Joludi Blog

Abr 3
In fragante.
Ayer, como casi todas las veces que voy a coger un avión, me di el correspondiente atracón de mangos, frutas de la pasión y lichis, todo ello debidamente aromatizado con flores de la Isla de los Bambús, buganvillas, limones y...

In fragante.

Ayer, como casi todas las veces que voy a coger un avión, me di el correspondiente atracón de mangos, frutas de la pasión y lichis, todo ello debidamente aromatizado con flores de la Isla de los Bambús, buganvillas, limones y azahar.

Ocurre que mis pólipos nasales ya no son lo que eran. Han mejorado sustancialmente (sin intervención médica, subrayo). Ahora, casi siempre, puedo disfrutar de los olores, no como antes que era más anósmico que una tapia. Y qué mejor para desafiar mis recién recuperadas terminales olfativas que en las duty free de los aeropuertos, vaciando sin pudor los probadores mientras soporto el habitual retraso, en este caso de Vueling (Retrasing, yo les llamo a estos espabilados que ponen toda su energía en hacer publicidad chistosa y se olvidan de que conviene salir a la hora prevista).

Ayer por la mañana, en la dichosa Terminal 4, me pilló in fraganti (in fragante, tendríamos que decir) una amable señorita mientras yo vaciaba furiosamente, sin misericordia, un probador de los caros sobre mi mano izquierda, con una rápida y habilidosasa sucesión de tres, cinco, diez golpes de spray de un perfume sublime.

–¿Puedo ayudarle?-me preguntó sorpresivamente la damisela, al tiempo que yo me sentía como si me hubiesen cazado hurtando en unos grandes almacenes.

-Ehh, pues, ehhh, no, no. Verá, es que estoy tratando de recordar el perfume que utiliza ella y no acabo de conseguirlo, porque estoy constipado–mentí a la amable pero firmemente inquisitiva vendedora. Una vendedora que sin duda acababa de contemplar atónita cómo yo me embadurnaba sin tasa ni medida, de mi perfume favorito. Ella ignoraba obviamente las diferentes razones médicas que me impulsan a olftatear toda clase de fragancias, especialmente las femeninas y muy caras.

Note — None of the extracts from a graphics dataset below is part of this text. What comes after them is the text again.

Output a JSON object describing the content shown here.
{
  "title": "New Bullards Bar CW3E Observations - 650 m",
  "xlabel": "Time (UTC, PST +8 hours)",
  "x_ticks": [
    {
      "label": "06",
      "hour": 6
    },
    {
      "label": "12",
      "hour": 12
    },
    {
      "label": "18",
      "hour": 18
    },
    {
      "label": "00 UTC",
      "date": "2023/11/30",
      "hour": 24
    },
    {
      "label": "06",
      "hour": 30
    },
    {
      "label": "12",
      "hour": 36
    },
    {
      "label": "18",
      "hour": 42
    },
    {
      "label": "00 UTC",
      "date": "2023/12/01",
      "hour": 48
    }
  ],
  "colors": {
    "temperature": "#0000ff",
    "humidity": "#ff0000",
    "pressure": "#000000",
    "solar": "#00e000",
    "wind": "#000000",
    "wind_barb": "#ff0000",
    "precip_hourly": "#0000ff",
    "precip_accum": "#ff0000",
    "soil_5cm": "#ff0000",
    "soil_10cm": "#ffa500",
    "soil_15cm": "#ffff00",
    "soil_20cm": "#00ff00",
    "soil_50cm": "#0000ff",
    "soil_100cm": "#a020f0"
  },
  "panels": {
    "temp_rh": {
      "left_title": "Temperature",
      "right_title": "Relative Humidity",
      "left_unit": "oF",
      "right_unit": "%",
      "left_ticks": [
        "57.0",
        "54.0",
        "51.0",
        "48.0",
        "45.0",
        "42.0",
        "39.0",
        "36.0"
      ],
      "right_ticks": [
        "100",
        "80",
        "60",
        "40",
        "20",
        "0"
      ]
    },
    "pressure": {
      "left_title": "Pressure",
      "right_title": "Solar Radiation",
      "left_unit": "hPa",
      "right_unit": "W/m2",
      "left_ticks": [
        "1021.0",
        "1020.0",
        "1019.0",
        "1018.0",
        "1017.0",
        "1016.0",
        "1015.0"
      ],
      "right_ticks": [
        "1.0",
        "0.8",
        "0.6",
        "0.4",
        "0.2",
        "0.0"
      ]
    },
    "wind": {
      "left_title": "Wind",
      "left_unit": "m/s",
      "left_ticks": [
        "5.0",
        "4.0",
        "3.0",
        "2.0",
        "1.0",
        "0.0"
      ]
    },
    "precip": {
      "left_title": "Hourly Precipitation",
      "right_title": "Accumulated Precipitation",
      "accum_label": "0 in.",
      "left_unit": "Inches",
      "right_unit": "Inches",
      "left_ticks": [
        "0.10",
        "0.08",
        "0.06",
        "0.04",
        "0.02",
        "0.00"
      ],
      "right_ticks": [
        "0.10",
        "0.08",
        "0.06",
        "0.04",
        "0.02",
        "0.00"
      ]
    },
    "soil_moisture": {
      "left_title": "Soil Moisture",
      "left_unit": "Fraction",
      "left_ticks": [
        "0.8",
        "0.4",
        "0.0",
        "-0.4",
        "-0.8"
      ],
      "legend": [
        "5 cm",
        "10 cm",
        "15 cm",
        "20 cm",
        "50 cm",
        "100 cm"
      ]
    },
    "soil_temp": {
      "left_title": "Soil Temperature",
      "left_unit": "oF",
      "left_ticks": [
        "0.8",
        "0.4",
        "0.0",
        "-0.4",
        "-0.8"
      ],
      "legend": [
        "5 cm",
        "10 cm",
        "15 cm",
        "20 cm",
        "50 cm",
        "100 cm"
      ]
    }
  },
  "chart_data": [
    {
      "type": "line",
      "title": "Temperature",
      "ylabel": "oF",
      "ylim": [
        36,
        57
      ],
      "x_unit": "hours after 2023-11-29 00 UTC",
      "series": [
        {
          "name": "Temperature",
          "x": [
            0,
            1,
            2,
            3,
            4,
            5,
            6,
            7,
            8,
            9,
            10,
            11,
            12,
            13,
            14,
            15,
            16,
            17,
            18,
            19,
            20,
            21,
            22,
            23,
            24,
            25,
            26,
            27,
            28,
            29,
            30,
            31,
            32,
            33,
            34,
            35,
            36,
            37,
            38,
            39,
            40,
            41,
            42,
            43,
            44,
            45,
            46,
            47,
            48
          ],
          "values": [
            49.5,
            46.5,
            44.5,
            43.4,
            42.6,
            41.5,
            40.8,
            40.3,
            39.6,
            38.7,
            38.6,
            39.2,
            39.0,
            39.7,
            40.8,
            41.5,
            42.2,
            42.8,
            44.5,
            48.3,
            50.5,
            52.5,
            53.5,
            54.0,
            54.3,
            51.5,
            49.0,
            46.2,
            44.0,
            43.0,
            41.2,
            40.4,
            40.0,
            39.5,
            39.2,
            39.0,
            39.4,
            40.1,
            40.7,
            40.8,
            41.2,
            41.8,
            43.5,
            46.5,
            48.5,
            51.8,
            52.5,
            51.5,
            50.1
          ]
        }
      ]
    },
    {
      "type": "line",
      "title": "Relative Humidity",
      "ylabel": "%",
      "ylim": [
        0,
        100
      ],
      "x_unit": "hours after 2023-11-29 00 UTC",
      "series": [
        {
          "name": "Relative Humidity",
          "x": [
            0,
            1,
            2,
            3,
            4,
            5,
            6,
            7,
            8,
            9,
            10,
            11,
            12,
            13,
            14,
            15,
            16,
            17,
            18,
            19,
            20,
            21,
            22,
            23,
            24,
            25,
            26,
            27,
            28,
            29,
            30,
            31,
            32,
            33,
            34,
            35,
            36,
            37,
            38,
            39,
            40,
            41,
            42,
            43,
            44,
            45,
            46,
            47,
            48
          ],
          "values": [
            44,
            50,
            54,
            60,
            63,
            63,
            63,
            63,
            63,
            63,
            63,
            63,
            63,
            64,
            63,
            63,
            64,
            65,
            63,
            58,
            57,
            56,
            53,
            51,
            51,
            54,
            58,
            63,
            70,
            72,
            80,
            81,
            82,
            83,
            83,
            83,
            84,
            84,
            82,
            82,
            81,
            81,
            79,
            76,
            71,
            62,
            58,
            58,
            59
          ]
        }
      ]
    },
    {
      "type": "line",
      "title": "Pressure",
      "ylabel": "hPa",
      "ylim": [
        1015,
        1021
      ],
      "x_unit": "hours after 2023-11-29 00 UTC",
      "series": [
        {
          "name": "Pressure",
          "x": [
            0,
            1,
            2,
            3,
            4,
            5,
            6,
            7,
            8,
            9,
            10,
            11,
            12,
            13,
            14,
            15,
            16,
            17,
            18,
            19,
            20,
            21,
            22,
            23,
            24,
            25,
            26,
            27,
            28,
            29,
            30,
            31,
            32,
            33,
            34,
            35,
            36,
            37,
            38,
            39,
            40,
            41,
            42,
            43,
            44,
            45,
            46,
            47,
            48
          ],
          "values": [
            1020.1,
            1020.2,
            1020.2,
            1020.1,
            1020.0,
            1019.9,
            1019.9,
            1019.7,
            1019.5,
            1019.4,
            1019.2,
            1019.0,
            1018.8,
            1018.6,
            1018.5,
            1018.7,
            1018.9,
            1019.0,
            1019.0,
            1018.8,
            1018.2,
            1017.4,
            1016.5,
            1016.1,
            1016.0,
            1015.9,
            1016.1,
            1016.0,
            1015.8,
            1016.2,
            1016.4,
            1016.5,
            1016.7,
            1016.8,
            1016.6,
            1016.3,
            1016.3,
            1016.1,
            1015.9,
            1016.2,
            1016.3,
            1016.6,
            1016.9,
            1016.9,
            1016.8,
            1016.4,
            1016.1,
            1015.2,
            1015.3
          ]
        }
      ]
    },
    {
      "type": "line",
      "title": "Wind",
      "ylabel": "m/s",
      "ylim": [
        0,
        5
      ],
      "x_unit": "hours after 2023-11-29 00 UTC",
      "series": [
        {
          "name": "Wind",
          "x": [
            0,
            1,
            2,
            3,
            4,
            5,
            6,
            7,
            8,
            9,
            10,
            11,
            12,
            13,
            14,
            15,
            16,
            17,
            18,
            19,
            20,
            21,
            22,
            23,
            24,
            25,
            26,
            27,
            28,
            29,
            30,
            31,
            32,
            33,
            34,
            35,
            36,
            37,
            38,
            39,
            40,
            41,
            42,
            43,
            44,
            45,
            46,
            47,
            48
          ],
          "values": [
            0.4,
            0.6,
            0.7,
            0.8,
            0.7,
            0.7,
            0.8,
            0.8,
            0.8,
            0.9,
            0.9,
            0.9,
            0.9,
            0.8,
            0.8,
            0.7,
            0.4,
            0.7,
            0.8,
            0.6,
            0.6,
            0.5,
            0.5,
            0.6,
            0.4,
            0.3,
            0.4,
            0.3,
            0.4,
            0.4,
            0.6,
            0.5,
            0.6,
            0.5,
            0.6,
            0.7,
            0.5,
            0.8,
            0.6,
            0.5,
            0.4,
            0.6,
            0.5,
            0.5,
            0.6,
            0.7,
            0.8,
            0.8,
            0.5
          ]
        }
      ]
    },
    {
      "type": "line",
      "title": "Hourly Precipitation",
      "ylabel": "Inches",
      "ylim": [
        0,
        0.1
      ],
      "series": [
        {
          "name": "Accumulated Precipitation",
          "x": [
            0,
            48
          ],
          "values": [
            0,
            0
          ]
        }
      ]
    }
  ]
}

–Ah, comprendo. Bueno, si me necesita, pues ya sabe–me contestó. Y me dejó. Como se dejan las cosas imposibles.

Instantes después, tras las esperadas maniobras de disimulo con un par de probadores más (de los que esta vez no abusé) salí del duty free envuelto en toda clase vapores delicados, camino de la puerta de embarque.

En el avión, noté que el señor sentado a mi lado, que tenía todo el aspecto de ser el director adjunto de una fábrica de calzoncillos de Tarrasa, no hacía más que mirarme y, disimuladamente, olfatear. Una y otra vez. Me miraba y movía sus narices de anchas fosas, excesivamente pobladas d los feos pelillos que siempre adornan las narices de los empresarios de Tarrasa, de acuerdo con una ley no escrita pero inexorable. Le debía extrañar muchísimo a mi vecino que yo oliese tantísimo a perfume femenino de los caros, en lugar del preceptivo varón dandy que sin duda él llevaba.

Pero no iba a ponerme yo a contarle la historia de mis pólipos a este buen señor, sin conocerle de nada… Sin embargo, la próxima vez lo hago. Estoy harto de que me miren en los aviones de una forma tan rara y poniendo sin duda en cuestión mi acreditada virilidad.